In patients with mild symptoms, monitoring may be advised, as symptoms often improve over time. For those with moderate to severe symptoms the choice is between a trial of medical therapy or surgical therapy.


Drugs are aimed at relaxing the contractile component and reducing the volume of the prostate.


·        α-blockers such as doxazosin, terazosin and tamsulosin improve symptoms and bladder outflow rates in 60–90% of patients, but may cause unacceptable hypotension.


·        Finasteride is a 5 alpha reductase inhibitor which in-hibits the conversion of testosterone to dihydrotestosterone. It is also useful, but generally less effective for symptoms than α-blockers. It seems to be more effective in those with very large prostates and its effects may improve with time.
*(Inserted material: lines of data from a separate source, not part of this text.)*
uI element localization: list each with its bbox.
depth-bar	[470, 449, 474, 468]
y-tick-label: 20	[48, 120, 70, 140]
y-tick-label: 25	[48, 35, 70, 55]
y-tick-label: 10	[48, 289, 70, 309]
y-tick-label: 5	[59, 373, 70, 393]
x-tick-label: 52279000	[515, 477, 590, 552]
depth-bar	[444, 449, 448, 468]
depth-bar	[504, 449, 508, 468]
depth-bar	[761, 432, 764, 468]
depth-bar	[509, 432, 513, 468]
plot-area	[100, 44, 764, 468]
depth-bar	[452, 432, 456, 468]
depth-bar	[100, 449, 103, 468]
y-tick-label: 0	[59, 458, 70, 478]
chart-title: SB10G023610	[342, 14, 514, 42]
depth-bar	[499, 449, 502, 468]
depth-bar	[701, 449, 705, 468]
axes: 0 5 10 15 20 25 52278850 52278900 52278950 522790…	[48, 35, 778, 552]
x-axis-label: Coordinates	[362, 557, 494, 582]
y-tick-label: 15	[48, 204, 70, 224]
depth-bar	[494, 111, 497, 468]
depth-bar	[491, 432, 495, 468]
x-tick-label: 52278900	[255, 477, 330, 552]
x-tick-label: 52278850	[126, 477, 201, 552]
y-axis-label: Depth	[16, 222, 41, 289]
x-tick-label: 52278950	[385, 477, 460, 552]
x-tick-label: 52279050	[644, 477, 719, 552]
Transurethral resection of the prostate (TURP) has been the standard treatment. The procedure involves removal of prostatic tissue using electrocautery via a resectoscope from within the prostatic urethra, under general or spinal anaethesia. Post-operatively patients require a three-way catheter and continuous bladder irrigation to reduce the risk of clot retention until haematuria is mild.


·        Early complications: Post-op (immediate) haemorrhage, urethral blood clot and urinary retention. Antibiotic prophylaxis is usually given to prevent urinary tract infection. Hypervolaemia and hyponatraemia with a metabolic acidosis may occur (TURP syndrome) due to absorption of irrigating fluid (may be > 1 L).


·        Later  complications  include:  14%  become  impotent, retrograde ejaculation, epididymoorchitis, bladder neck contracture or urethral stricture requiring surgery or dilatation, incontinence. About 20% require further TURP within 10 years.


·        Other options (not widely available) include:


·        Stent which is costeffective in those with a short life-expectancy or temporarily for patients unfit for surgery, e.g. due to recent MI, and has less operative morbidity.


·        Microwave ablation by transurethral catheter (TMT= transurethral microwave thermotherapy) or transrectally.


·        Electrovaporisation utilises electrical energy to vaporise prostatic tissue, with the advantage of no further sloughing of tissue and less bleeding post-procedure.


·        Endoscopic laser may result in less bleeding and shown to be as effective with similar costs to TURP.


·        Radiofrequency ‘needle’ can be used, although further treatment is often required within 5 years.